Immaginate di mettere insieme Quentin Tarantino e Agatha Christie, oppure, più semplicemente, di enfatizzare nel primo alcuni degli espedienti narrativi utilizzati dalla scrittrice nei suoi romanzi. Sappiamo bene che trovare i referenti del lavoro altrui non è sempre conveniente e che certi accostamenti aprono il fianco a critiche anche negative nei confronti di chi li avanza. Alcune volte però tali paragoni per quanto azzardati consentono di far capire meglio di altri il succo della faccenda. Nel caso di Free Fire ad avvalorare l’ipotesi iniziale è innanzitutto la particolarità della trama. Per raccontare di un traffico d’armi tra due gruppi di persone e della contrattazione destinata a trasformarsi nella pioggia di fuoco a cui allude il titolo, Ben Wheatley (Killer in viaggio, 2012) decide di collocare la lotta all’interno di un magazzino abbandonato in cui le bande si confrontano in una sfida all’ultimo colpo. Ciò che abitualmente costituirebbe un semplice spunto diventa in Free Fire l’essenza stessa del film, poiché il regista non prevede altri sviluppi che non siano quelli interni al conflitto a fuoco che deve decidere chi tra i molti riuscirà a mettere le mani su una valigetta piena di soldi.
E qui entrano in campo le similitudini con il primo lungometraggio di Tarantino, poiché Wheatley non si limita a circoscrivere le coordinate spazio temporali del racconto, mettendo insieme in un arco di tempo limitato un’umanità che – fatte salve le debite differenze – si avvicina per attitudini caratteriali e propensione delinquenziale ai personaggi di quel film. Si pensi ai primi venti minuti, quelli che fanno da premessa allo scatenarsi dell’inferno, durante i quali l’apertura delle ostilità è procrastinata da un lungo scambio di battute (come accadeva nel prologo dell’opera presa a modello) in cui il primato della parola sull’operato dei protagonisti è espresso dalla capacità dei dialoghi di stabilire il ritmo dell’azione, definendo il registro surreale e insieme tragico del film. E che dire, per esempio, dei tempi che scandiscono l’andamento della carneficina, portata avanti da Wheatley con gusto parossistico e dilatazioni temporali simili a quelle dell’esordio tarantiniano?

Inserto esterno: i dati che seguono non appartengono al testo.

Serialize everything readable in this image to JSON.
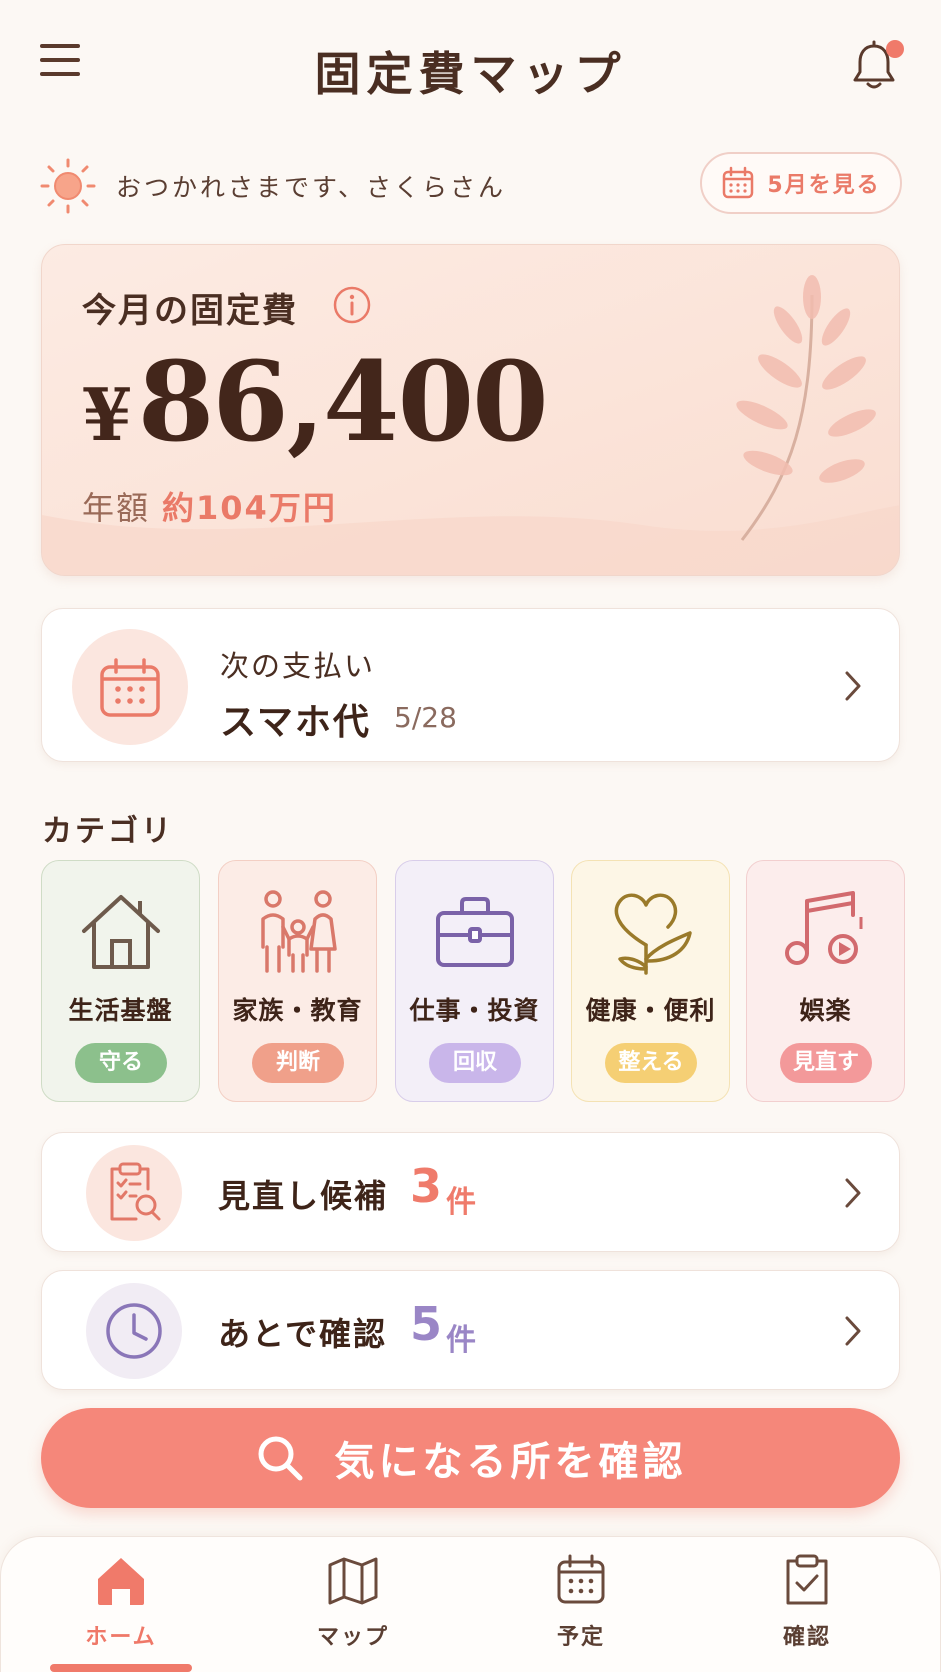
{
  "header": {
    "title": "固定費マップ"
  },
  "greeting": {
    "text": "おつかれさまです、さくらさん",
    "month_button": "5月を見る"
  },
  "summary": {
    "title": "今月の固定費",
    "currency": "¥",
    "amount": "86,400",
    "annual_label": "年額",
    "annual_value": "約104万円"
  },
  "next_payment": {
    "label": "次の支払い",
    "item": "スマホ代",
    "date": "5/28"
  },
  "categories": {
    "heading": "カテゴリ",
    "items": [
      {
        "name": "生活基盤",
        "tag": "守る",
        "icon": "house-icon",
        "bg": "#f1f4ec",
        "border": "#cfdcc6",
        "tag_color": "#8cc08c"
      },
      {
        "name": "家族・教育",
        "tag": "判断",
        "icon": "family-icon",
        "bg": "#fcece6",
        "border": "#f3cfc4",
        "tag_color": "#f0a08a"
      },
      {
        "name": "仕事・投資",
        "tag": "回収",
        "icon": "briefcase-icon",
        "bg": "#f3eff8",
        "border": "#d8cdea",
        "tag_color": "#c9b6ea"
      },
      {
        "name": "健康・便利",
        "tag": "整える",
        "icon": "heart-plant-icon",
        "bg": "#fdf6e6",
        "border": "#f4e2b4",
        "tag_color": "#f5cf74"
      },
      {
        "name": "娯楽",
        "tag": "見直す",
        "icon": "music-icon",
        "bg": "#fcedec",
        "border": "#f2cfcf",
        "tag_color": "#f3999a"
      }
    ]
  },
  "review": {
    "label": "見直し候補",
    "count": "3",
    "unit": "件",
    "accent": "#ef7b6b"
  },
  "later": {
    "label": "あとで確認",
    "count": "5",
    "unit": "件",
    "accent": "#9a86c6"
  },
  "cta": {
    "label": "気になる所を確認",
    "icon": "search-icon"
  },
  "bottom_nav": [
    {
      "label": "ホーム",
      "icon": "home-icon",
      "active": true
    },
    {
      "label": "マップ",
      "icon": "map-icon",
      "active": false
    },
    {
      "label": "予定",
      "icon": "calendar-icon",
      "active": false
    },
    {
      "label": "確認",
      "icon": "clipboard-check-icon",
      "active": false
    }
  ],
  "colors": {
    "accent": "#f5877a",
    "background": "#fcf8f4",
    "text": "#4a2e22"
  }
}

Wheatley, dalla sua, può contare su star del cinema mainstream come Brie Larson, Armie Hammer e Cillian Murphy, ingaggiate per destabilizzarne l’immaginario con situazioni poco consone al loro status. Per poterlo fare davvero gli servirebbe una sceneggiatura in grado di graffiare lo schermo o almeno di un’inventiva capace di bilanciare la ripetitività dello schema narrativo. Al contrario, la cosa più interessante di Free Fire consiste nel tentare di indovinare come finirà, pronosticando quale, tra i personaggi, riuscirà a farla franca. D’altronde i continui cambi di schieramento e l’ipotesi di un complotto pianificato a priori per manipolare il corso degli eventi dimostrano come il film non sia estraneo alla lezione della Christie e di romanzi quali Dieci piccoli indiani e, perché no, di Assassinio sull’Orient-Express. Ininfluente la decisione di ambientare la storia negli anni ’70.